On the release today of the full EP, therefore, there is only the hitherto unshared & unreviewed song "Cherry Stone" which will be as less familiar to you as it was to us.
With its very Stone Bear themed title, the track also features guest vocalist Ben Stafford on a slightly baroque folk sounding piece which while relatively traditional in melody (arguably the most so on the whole record), is totally contemporary in terms of lyrics. With its talk of hearing "sirens ring outside my door" it's all rather urban in tone (the impact of living currently in Liverpool presumably had its effect here. However the message tends to the optimistic (again perhaps more so than its companions) and seems to be about transcending the harshness of the environment into something more metaphysically uplifting.
Euan emphasises the work which he put into the EP to make it "a cohesive body of work" & taken as a quartet, the elements do work together well: in fact given the relative downbeat quality of the first three singles, "Cherry Stone" does work as both a corrective & complement: possibly too as the culmination of an emotional journey.
It's a quiet, wistful, contemplative EP which emerges, phoenix like, in this last song from its previous melancholia: but which at least allows us to savour the general simplicity of arrangements which favour the voices, words & elegant playing of the often stark instrumentation (in sit well with the determinedly lo-fi & obscurantist artwork throughout).

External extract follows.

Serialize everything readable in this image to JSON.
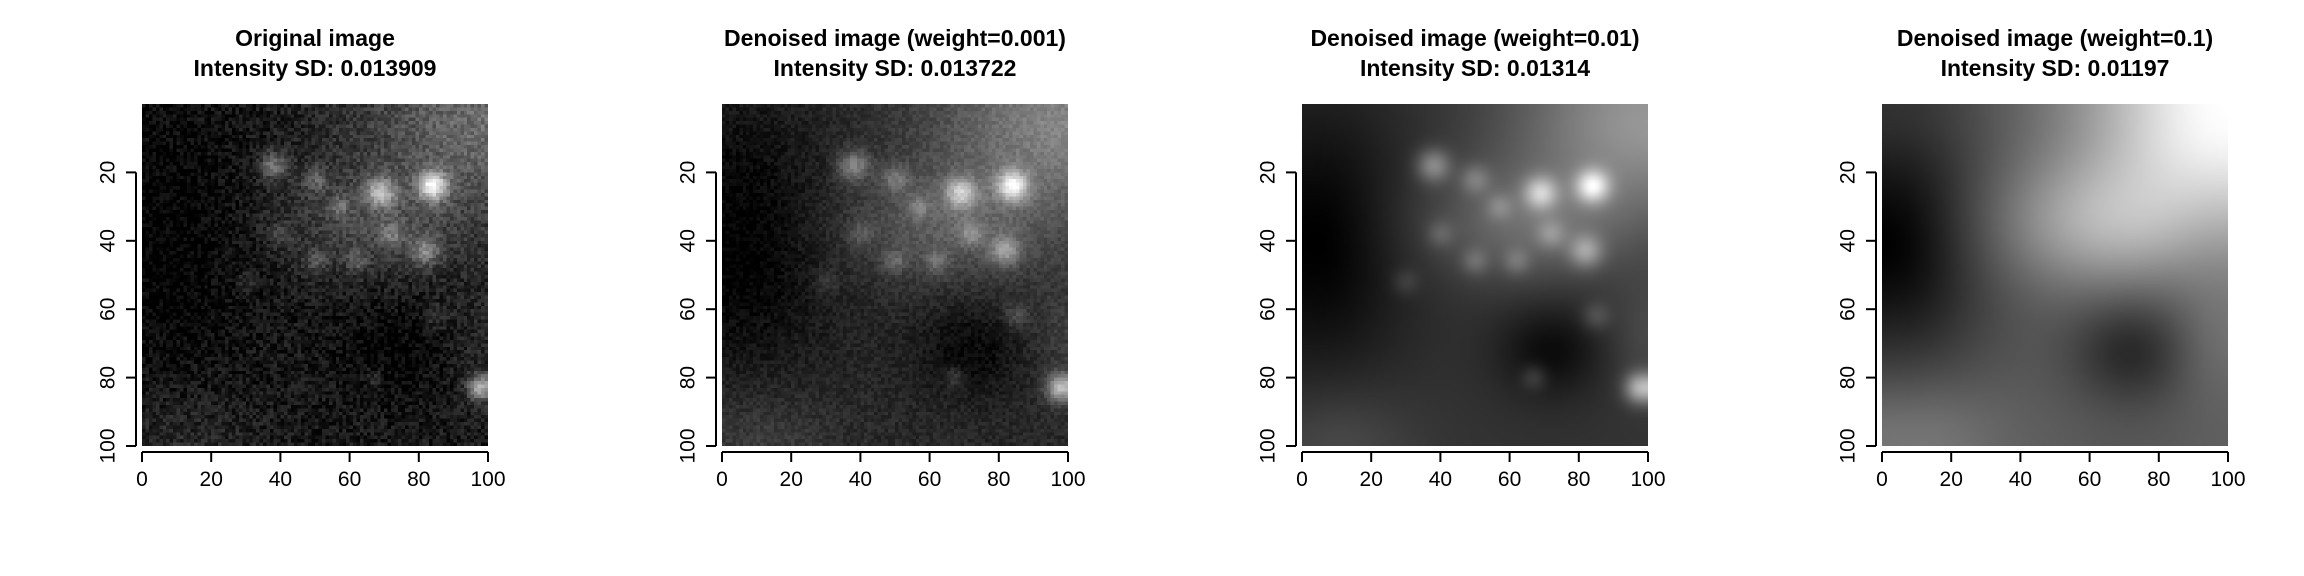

If, as seems likely, it's the record of some emotional process Euan's been through, then it comes across as an effective articulation: sincere & maybe even solemn in that sincerity, but without doubt steeped in authenticity of composition & performance.
Tellingly, he describes creating it as "..the best moment of my music career thus far.." and hopes that the songs will "..find a way into your life..", suggesting that however personal they may have been to him in writing them, he believes that they will find parallels in our own experiences.